Thousands of admitted students chose not to attend GW this year, and the University’s first-ever enrollment manager is trying to understand why.
Laurie Koehler is laying out GW’s data-driven recruitment strategy as rising tuition costs and sluggish selectivity complicates the admissions cycle even further. She was hired this summer to bring together the offices of financial aid, admissions and the registrar’s office for the first time.
With college admissions more competitive than ever, GW is joining dozens of colleges that have tapped a top official to oversee all the parts of that process.
“We can’t look at [enrollment] in these little boxes anymore, of undergraduate admissions and financial aid and registrar,” Koehler said. “We need to think about it more holistically.”
To keep GW ahead of the curve, Koehler is collecting data to better understand what applicants want, from hands-on learning opportunities to the impact of financial aid options.
Within the next two years, the University will record every email, phone and in-person interaction that it has with prospective students through pricey, high-tech software.
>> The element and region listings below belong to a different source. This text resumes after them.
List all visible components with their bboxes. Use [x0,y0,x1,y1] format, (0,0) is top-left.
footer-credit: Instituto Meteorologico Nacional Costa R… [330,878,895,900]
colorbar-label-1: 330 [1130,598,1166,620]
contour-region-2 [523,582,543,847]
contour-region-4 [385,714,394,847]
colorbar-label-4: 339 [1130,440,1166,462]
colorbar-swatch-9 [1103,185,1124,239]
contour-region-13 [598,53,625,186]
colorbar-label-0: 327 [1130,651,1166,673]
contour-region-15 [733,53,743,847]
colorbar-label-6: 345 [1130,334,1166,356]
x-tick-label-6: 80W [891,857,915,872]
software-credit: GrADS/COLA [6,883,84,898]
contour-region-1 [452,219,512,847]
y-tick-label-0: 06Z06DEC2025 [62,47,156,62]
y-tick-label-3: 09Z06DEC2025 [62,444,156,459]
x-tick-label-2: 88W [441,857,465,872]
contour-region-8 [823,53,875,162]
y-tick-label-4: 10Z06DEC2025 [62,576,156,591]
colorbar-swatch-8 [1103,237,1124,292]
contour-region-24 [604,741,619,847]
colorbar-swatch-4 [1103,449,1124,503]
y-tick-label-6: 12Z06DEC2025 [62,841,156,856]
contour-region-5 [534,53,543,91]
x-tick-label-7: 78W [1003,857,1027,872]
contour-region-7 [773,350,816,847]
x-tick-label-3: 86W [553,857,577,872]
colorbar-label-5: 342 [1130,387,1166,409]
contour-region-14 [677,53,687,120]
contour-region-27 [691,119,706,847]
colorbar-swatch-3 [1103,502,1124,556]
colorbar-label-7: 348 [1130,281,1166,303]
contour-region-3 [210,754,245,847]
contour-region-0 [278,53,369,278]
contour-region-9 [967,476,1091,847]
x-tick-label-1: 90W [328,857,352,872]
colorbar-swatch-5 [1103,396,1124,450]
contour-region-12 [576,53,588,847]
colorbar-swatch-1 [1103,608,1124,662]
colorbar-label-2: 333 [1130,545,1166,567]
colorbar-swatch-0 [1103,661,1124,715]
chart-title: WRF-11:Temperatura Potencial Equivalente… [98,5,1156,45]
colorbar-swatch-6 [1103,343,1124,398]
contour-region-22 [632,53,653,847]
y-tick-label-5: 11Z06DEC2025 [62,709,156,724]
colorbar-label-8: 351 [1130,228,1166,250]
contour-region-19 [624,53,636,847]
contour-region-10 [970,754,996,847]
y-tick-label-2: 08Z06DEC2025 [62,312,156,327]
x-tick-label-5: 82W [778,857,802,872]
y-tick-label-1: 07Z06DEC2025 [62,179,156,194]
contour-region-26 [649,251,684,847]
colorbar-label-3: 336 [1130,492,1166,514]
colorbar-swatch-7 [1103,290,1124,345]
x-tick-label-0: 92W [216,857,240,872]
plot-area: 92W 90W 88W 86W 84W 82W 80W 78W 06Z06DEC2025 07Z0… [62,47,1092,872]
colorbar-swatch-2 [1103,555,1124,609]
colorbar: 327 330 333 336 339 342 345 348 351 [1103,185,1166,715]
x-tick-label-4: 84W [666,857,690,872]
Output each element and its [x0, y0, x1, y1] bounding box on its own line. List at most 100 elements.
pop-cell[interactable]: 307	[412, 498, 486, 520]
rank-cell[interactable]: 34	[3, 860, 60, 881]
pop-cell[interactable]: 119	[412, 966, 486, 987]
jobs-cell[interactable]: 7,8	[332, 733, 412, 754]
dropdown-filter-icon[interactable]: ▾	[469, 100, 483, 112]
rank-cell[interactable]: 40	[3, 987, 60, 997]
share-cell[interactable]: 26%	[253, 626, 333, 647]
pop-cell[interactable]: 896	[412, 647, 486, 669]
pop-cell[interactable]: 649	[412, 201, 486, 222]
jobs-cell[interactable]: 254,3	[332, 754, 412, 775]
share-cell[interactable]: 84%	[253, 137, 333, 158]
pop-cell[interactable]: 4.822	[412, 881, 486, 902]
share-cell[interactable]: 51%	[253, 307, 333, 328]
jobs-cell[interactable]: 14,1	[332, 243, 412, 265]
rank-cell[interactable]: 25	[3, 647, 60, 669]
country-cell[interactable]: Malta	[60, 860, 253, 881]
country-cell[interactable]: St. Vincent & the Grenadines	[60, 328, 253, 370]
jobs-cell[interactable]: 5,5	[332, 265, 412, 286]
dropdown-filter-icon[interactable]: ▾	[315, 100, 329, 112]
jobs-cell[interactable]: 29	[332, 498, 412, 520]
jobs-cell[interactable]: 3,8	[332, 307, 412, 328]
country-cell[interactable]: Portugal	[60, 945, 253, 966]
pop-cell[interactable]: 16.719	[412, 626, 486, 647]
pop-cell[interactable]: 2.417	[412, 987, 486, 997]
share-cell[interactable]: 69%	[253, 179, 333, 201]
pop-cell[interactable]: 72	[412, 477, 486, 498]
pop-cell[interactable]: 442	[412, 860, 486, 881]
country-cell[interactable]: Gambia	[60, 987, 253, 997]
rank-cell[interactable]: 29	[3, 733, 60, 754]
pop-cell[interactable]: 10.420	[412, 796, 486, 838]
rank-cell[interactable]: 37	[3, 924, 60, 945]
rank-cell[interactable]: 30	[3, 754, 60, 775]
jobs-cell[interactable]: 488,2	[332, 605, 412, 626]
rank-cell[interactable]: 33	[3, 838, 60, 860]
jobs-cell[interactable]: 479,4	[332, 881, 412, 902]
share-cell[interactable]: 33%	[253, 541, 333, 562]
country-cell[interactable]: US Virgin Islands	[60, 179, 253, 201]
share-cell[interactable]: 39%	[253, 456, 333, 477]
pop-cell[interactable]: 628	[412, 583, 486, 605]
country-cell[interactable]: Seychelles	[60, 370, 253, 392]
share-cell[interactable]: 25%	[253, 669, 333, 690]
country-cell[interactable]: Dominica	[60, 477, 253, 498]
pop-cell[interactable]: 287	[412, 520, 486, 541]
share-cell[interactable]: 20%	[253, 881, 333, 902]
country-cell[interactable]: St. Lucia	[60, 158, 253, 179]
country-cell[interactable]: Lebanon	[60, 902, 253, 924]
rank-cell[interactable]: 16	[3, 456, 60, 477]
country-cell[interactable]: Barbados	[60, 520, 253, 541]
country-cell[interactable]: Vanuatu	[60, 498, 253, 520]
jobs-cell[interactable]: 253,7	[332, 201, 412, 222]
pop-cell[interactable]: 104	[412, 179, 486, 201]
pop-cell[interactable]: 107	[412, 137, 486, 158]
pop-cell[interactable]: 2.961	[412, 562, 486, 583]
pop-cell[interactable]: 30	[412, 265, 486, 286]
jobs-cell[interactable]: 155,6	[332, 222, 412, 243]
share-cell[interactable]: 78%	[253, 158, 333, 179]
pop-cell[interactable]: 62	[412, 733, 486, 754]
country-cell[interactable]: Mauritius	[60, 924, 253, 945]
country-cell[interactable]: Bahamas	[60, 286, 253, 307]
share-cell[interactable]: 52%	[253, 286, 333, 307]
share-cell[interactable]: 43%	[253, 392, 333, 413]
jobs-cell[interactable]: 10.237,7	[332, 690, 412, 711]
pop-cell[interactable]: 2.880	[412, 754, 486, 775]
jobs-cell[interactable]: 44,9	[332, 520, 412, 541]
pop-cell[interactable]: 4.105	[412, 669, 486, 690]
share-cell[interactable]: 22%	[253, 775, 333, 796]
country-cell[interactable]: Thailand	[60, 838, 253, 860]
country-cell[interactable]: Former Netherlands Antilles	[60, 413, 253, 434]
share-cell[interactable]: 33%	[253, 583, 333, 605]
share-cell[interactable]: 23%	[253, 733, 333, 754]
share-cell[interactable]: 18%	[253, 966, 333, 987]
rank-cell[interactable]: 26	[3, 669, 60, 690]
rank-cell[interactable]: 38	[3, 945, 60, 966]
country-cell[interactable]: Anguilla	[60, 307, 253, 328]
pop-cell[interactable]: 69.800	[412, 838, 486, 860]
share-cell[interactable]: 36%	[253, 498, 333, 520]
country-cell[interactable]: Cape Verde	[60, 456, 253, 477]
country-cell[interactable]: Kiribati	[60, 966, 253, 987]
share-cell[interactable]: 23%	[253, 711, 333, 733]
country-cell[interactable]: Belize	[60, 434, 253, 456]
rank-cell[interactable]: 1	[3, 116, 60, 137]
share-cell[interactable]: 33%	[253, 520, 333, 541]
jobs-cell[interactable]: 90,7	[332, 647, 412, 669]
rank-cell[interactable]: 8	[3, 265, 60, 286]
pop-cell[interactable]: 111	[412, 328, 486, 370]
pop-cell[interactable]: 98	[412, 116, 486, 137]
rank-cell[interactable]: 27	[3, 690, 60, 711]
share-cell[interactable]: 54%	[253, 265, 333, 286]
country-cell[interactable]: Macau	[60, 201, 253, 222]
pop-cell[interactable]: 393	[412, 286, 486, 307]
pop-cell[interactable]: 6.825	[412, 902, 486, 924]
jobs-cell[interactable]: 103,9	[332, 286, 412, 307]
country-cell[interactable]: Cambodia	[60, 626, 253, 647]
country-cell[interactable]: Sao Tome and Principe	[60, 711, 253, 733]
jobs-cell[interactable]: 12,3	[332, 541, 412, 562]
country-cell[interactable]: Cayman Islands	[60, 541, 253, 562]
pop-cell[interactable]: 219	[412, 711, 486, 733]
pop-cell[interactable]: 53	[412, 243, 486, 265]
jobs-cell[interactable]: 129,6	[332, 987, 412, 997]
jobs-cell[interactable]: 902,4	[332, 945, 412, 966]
The technology will also draw connections between admissions and financial aid information.
“If we lay this foundation, then we’re able to make good decisions about tactics and strategies because they’ll be decisions that are rooted in data, not just in, ‘This is what we’ve done’ or, ‘I think this works,’” Koehler said.
She declined to provide the cost of the software but called it “not inexpensive” and said it would be a time-intensive project.
Koehler is taking the reins after years of creeping application numbers and a stagnant acceptance rate. Over the last three years, applications are up just 2 percent and the University’s admit rate hovers around 33 percent.
Her arrival marks a new era for the admissions office, which saw its top leader, Kathryn Napper, abruptly retire last year after she oversaw class-rank reporting errors that led to GW’s unranking.
Koehler’s work isn’t just about the numbers. The strategy will look to not only help bring students into Foggy Bottom, but also to keep them there.
Nearly 90 percent of students who entered GW in 2010 stayed at GW from their sophomore year to their junior year. That figure was 94 percent for students’ freshman to sophomore years – and while this figure is on par with peer institutions, Koehler is meeting with deans and student life administrators and looking to gather more data to understand why students transfer out.
“Retention, in my mind, like recruitment, is everyone’s responsibility at this University,” Koehler said, adding that professors, students and staff of all levels can drive students to stay in Foggy Bottom or transfer out.
Colleges across the country are increasingly letting data drive the conversations, according to a top official with the Association of American Colleges and Universities. Susan Albertine, vice president of diversity, equity and student success, said colleges are shifting away from the mindset that “you just let students in and then see what happens to them.”
For example, data can give colleges more insight into the pressures and circumstances that can burden underrepresented populations like low-income students, Albertine said.
Director of Undergraduate Admissions Karen Felton said the approach could help GW focus on specific populations such as transfer students.
Terri Harris Reed, who leads GW’s diversity efforts, said she also hopes she can focus more on retention.
“The work around enrollment management is that you inform your admissions practices based on what you know happens to students when they get to your institution,” Reed said. “And so, right now we are saying do we even capture the data to answer that question.”
This post was updated Oct. 1, 2013 at 5:39 p.m. to reflect the following:
Correction appended
Due to an editing error, The Hatchet incorrectly reported that 1,500 students chose not to attend GW last year. Thousands more chose not to attend in fact, but 1,500 students responded to a sample survey explaining why they did not attend.